Did the LLM really needed to spit 1k lines for this feature? Could I create abstractions to make it feasible in under 300 lines?
Of course there's cost and diminishing returns to abstractions so there are tradeoffs.
These things are non-deterministic across multiple axes.
> Before writing code, first explore the project structure, then invoke the nextjs-doc skill for documentation.
I have a SKILL.md for marimo notebooks with instructions in the frontmatter to always read it before working with marimo files. But half the time Claude Code still doesn't invoke it even with me mentioning marimo in the first conversation turn.
I've resorted to typing "read marimo skill" manually and that works fine. Technically you can use skills with slash commands but that automatically sends off the message too which just wastes time.
But the actual concept of instructions to load in certain scenarios is very good and has been worth the time to write up the skill.
Skills are new. Models haven't been trained on them yet. Give it 2 months.
It's a difference of "choose whether or not to make use of a skill that would THEN attempt to find what you need in the docs" vs. "here's a list of everything in the docs that you might need."
Skills are still very much relevant on big and diverse projects.
I have a skill in a project named "determine-feature-directory" with a short description explaining that it is meant to determine the feature directory of a current branch. The initial prompt I provide will tell it to determine the feature directory and do other work. Claude will even state "I need to determine the feature directory..."
Then, about 5-10% of the time, it will not use the skill. It does use the skill most of the time, but the low failure rate is frustrating because it makes it tough to tell whether or not a prompt change actually improved anything. Of course I could be doing something wrong, but it does work most of the time. I miss deterministic bugs.
Recently, I stopped Claude after it skipped using a skill and just said "Aren't you forgetting something?". It then remembered to use the skill. I found that amusing.
*You are the Super Duper Database Master Administrator of the Galaxy*
does not improve the model ability reason about databases?
If I remind it, it will be go, "oh yes, ok, sure." then do it, but the whole point is that I want to optimize my time with the agent.
I need to evaluate how do different project scaffolding impacts the results of Claude Code/Opencode (either with Anthropic models or third party) for agentic purpose.

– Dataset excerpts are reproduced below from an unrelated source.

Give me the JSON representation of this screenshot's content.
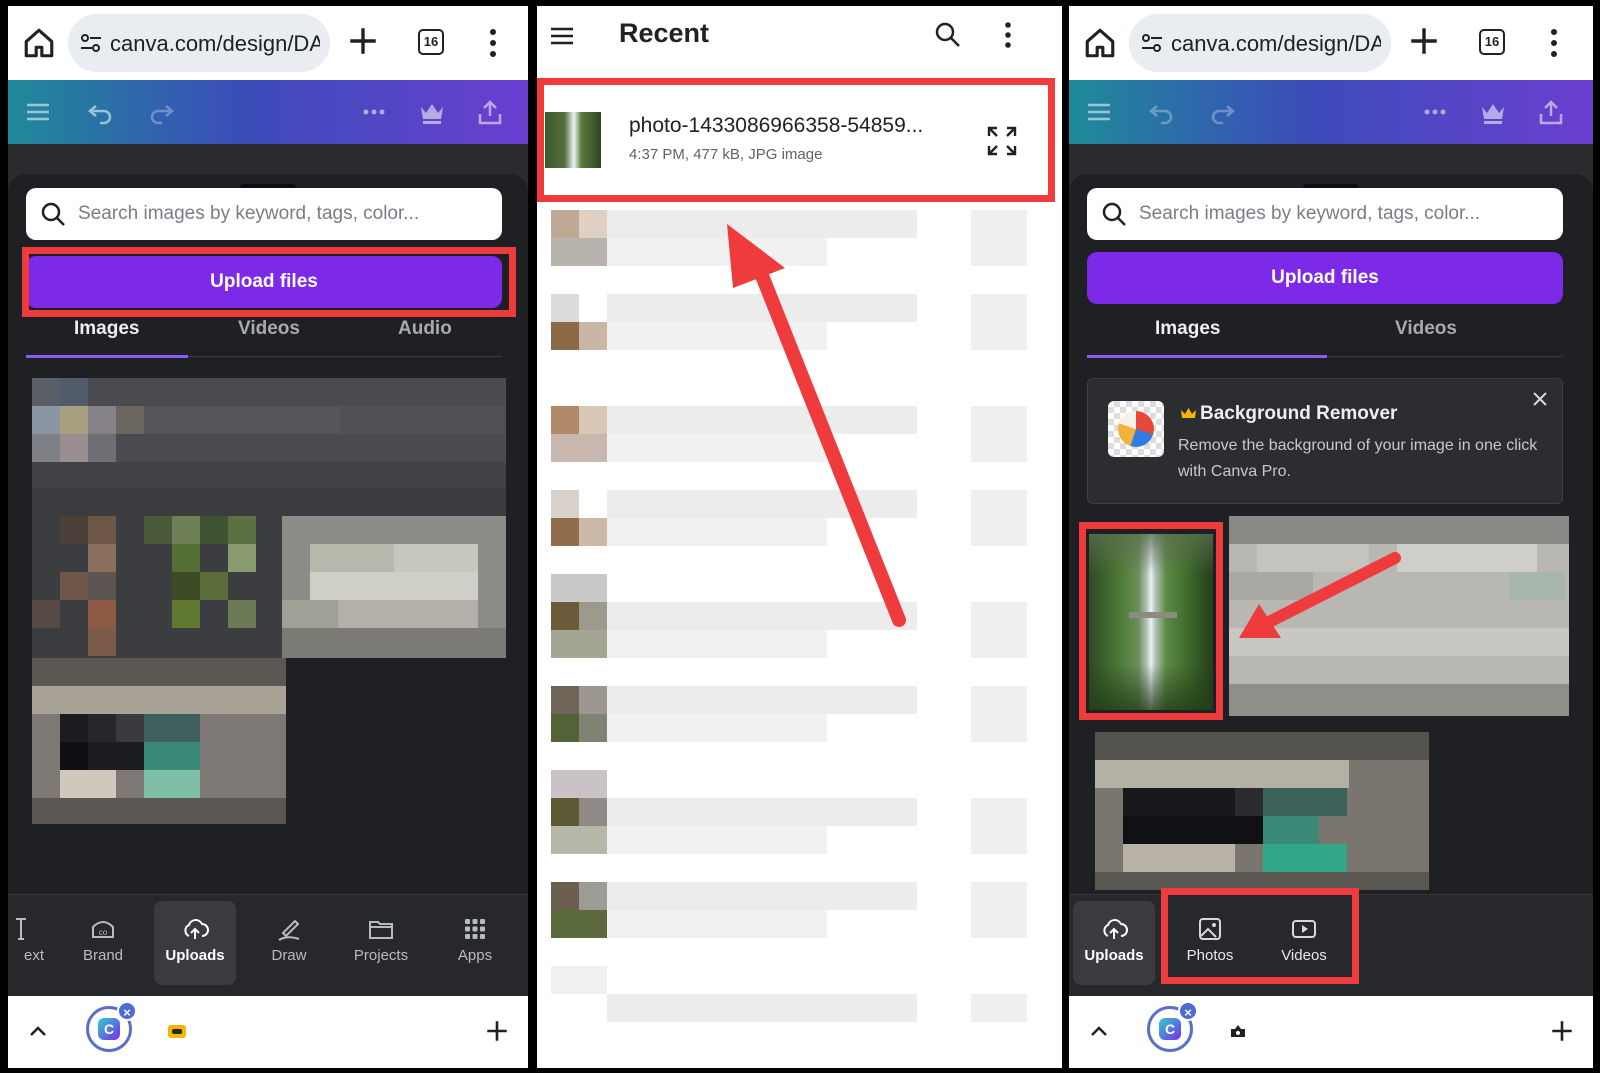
{
  "browser": {
    "url": "canva.com/design/DA",
    "tab_count": "16"
  },
  "editor": {
    "search_placeholder": "Search images by keyword, tags, color...",
    "upload_button": "Upload files",
    "tabs_left": [
      "Images",
      "Videos",
      "Audio"
    ],
    "tabs_right": [
      "Images",
      "Videos"
    ]
  },
  "nav_left": {
    "items": [
      {
        "label": "ext",
        "icon": "text-icon"
      },
      {
        "label": "Brand",
        "icon": "brand-icon"
      },
      {
        "label": "Uploads",
        "icon": "cloud-upload-icon"
      },
      {
        "label": "Draw",
        "icon": "pen-icon"
      },
      {
        "label": "Projects",
        "icon": "folder-icon"
      },
      {
        "label": "Apps",
        "icon": "grid-icon"
      }
    ]
  },
  "nav_right": {
    "items": [
      {
        "label": "Uploads",
        "icon": "cloud-upload-icon"
      },
      {
        "label": "Photos",
        "icon": "image-icon"
      },
      {
        "label": "Videos",
        "icon": "video-icon"
      }
    ]
  },
  "file_picker": {
    "title": "Recent",
    "file_name": "photo-1433086966358-54859...",
    "file_meta": "4:37 PM, 477 kB, JPG image"
  },
  "promo": {
    "title": "Background Remover",
    "description": "Remove the background of your image in one click with Canva Pro."
  },
  "colors": {
    "accent_purple": "#7d2ae8",
    "highlight_red": "#ef3b3b",
    "editor_bg": "#1f2023"
  }
}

But I am unsure on how should I be testing and it's not very clear how did Vercel proceeded here.
But switching over to using coding agents we never did the same. Feels like building an eval set will be an important part of what engg orgs do going forward.
There is a lot of language floating around what effectively groups of text files put together in different configurations, or selected reliably.

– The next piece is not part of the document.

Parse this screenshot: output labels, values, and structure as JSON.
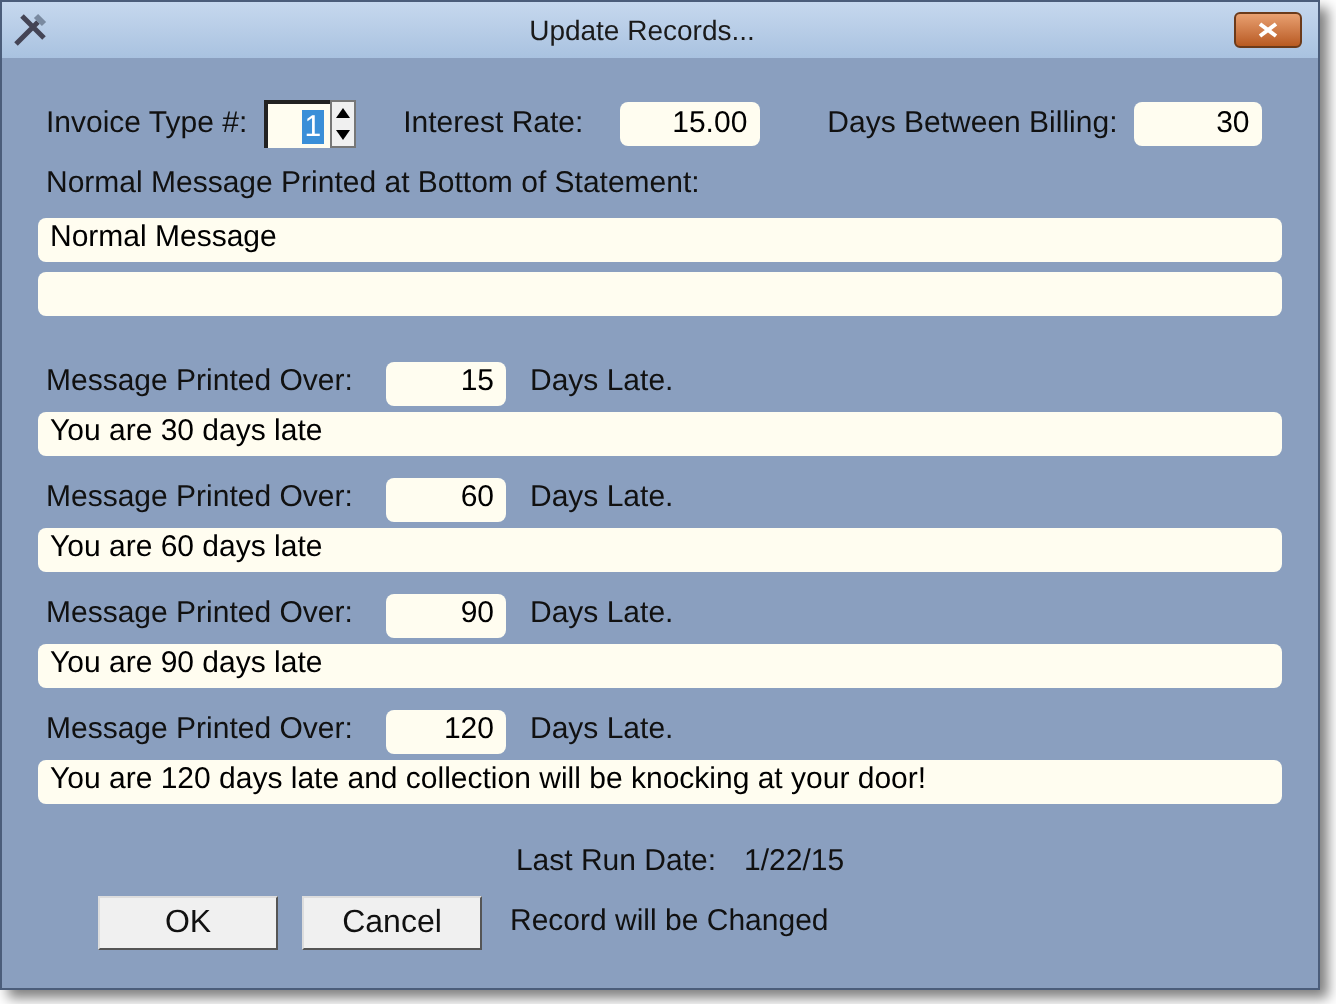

Just create an MCP server that does embedding retrieval or agentic retrieval with a sub agent on your framework docs.
Finally add an instruction to AGENT.md to look up stuff using that MCP.
Does the model even understand what this line even means?
Which is why I use a skill that is a command, that routes requests to agents and skills.
------> Captain Obvious Strikes Again! <----------
See the rest the comments for examples pedantic discussions about terms that are ultimately somewhat arbitrary and if anything suggest the singularity will be runaway technobabble not technological progress.
they used prisma to handle their database interactions. they preached tRPC and screamed TYPE SAFETY!!!
you really think these guys will ever again touch the keyboard to program? they despise programming.
I guess you need to make sure your file paths are self-explanatory and fairly unique, otherwise the agent might bring extra documentation into the context trying to find which file had what it needed?